Contrairement à la désinformation pratiquée, le dimanche 9 mars au soir, par les journalistes et les instituts de sondage, les Français n’ont pas retrouvé le chemin des urnes. Bien au contraire. Le chiffre de participation du premier tour – 66,5% – est en retrait de 1% par rapport à 2001 et c’est le chiffre le plus faible enregistré depuis 1959. L’abstention a même atteint 39% dans les communes de plus de 3.500 habitants et 44% au-dessus de 100.000 habitants. Et les votes blancs et nuls ont, pour la première fois, dépassé 4% dans les communes de plus de 3.500 habitants.

Au deuxième tour, – dans l’attente des totalisations définitives – l’institut de sondage CSA évaluait à 35% l’abstention, soit 5% de participation en moins qu’en 2001, marquant là aussi un record d’abstention depuis 1959. Sur Paris, de 2001 à 2008 la participation au deuxième tour a baissé de huit points. Dans les communes de plus de 3.500 habitants, l’abstention a atteint 38%, concernant plus d’un électeur sur trois.
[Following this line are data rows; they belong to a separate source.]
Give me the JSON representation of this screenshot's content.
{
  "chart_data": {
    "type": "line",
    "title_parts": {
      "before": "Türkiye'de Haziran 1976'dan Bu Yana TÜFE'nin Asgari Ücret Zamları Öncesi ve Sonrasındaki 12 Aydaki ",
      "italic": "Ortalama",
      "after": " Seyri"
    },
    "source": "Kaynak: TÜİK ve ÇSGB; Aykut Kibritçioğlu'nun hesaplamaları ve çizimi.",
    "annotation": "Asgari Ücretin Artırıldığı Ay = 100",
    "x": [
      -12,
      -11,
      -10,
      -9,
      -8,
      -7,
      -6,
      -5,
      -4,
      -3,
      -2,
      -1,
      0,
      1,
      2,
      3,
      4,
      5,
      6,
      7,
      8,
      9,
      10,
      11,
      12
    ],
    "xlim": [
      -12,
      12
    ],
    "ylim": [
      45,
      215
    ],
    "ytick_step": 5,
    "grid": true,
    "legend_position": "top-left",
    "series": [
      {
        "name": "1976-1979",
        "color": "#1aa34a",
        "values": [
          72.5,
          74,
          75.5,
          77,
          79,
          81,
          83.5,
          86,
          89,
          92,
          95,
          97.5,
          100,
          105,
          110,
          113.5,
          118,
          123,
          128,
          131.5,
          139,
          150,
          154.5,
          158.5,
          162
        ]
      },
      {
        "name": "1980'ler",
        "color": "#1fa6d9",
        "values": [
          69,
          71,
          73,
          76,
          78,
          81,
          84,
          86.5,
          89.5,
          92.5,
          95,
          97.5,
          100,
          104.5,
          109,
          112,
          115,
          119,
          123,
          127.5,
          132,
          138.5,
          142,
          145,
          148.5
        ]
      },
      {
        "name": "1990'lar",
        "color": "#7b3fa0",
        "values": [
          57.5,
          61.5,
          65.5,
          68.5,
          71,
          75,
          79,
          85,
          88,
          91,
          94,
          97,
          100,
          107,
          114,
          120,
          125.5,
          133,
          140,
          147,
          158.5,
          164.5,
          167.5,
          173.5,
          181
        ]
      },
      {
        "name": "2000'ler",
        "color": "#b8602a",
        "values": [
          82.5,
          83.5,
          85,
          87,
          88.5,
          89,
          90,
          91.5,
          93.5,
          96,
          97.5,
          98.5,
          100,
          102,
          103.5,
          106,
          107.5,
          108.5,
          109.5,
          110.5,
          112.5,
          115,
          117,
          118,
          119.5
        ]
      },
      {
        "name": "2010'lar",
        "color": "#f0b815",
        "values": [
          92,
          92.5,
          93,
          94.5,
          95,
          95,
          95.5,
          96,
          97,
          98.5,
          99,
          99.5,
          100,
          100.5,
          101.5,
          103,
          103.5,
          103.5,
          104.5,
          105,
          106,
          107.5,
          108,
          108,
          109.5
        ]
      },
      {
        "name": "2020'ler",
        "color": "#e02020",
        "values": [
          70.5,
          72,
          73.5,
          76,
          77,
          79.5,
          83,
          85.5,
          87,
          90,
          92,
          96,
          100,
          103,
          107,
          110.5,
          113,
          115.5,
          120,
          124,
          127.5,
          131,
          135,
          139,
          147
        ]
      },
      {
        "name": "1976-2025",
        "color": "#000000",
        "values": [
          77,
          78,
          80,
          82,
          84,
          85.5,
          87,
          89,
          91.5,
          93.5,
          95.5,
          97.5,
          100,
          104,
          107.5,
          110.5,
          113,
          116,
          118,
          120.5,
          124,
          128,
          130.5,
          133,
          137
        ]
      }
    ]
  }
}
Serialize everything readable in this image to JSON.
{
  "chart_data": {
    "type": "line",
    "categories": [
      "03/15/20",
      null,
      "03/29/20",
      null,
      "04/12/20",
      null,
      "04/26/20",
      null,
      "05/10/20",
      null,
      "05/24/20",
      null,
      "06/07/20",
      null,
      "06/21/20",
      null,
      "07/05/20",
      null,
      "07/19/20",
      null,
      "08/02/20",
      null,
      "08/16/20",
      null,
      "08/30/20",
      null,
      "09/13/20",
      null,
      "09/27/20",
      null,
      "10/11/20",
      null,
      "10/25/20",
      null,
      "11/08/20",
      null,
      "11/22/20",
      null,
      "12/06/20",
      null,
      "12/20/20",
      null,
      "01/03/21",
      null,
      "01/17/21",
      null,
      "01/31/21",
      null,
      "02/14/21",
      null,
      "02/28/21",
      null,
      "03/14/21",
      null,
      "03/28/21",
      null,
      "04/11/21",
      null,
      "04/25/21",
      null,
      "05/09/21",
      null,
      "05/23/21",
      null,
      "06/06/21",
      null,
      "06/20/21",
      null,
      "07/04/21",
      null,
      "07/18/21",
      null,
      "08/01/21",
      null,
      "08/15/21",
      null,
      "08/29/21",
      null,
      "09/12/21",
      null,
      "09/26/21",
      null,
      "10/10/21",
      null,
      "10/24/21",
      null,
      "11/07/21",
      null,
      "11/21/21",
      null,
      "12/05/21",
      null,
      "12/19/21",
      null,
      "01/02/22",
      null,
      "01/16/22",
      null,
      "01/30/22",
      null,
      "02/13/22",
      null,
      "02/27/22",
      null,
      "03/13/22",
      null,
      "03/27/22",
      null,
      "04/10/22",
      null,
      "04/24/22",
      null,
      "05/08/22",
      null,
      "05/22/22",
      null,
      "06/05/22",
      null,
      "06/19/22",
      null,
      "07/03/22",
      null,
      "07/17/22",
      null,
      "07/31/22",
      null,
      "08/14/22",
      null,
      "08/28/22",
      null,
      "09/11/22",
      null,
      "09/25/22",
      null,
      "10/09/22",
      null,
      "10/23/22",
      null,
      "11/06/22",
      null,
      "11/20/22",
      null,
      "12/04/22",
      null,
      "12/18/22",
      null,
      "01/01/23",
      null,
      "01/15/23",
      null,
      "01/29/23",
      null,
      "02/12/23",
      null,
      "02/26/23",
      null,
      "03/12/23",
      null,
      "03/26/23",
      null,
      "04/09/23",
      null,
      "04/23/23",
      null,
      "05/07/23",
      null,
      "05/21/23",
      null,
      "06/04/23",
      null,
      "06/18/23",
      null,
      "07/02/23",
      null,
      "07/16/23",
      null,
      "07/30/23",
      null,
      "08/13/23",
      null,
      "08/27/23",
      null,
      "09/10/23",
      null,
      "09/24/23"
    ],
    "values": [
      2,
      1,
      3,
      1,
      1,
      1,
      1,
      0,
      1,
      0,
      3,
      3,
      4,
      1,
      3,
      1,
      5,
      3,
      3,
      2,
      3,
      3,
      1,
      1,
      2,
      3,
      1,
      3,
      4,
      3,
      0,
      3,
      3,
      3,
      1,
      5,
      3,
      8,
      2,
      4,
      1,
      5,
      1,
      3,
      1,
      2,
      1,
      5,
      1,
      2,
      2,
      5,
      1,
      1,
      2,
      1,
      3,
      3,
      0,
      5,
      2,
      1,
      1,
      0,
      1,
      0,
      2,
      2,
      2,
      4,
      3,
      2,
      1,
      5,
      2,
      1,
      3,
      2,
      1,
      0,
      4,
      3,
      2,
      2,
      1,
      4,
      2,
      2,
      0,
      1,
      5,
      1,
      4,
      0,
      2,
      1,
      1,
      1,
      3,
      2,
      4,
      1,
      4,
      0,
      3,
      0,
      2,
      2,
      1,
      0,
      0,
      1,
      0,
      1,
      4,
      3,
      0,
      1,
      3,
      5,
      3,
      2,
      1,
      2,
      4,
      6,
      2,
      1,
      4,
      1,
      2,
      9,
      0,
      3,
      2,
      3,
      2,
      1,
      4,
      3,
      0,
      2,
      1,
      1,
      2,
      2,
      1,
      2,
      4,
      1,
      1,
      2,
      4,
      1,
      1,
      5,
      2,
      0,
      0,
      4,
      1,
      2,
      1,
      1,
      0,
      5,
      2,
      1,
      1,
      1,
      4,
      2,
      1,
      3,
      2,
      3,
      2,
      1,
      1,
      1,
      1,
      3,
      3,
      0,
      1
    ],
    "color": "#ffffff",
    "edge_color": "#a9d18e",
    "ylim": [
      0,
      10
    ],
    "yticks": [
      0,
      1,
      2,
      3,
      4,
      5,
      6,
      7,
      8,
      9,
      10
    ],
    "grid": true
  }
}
Cette forte abstention s’explique aisément par l’absence d’enjeux de fond et l’adhésion des principales listes PC/PS/MODEM/UMP à une idéologie municipale unique : la « gauche » ayant fait mouvement vers la « droite » sur les questions de sécurité et la « droite » vers la « gauche » sur les questions de société. Le vocabulaire « pipo » de la communication a envahi tous les programmes qui se devaient d’être « solidaires » et « éco-citoyens ». (Voir Les municipales à l’ère post-démocratique : http://www.polemia.com/contenu.php?iddoc=1609&cat_id=39).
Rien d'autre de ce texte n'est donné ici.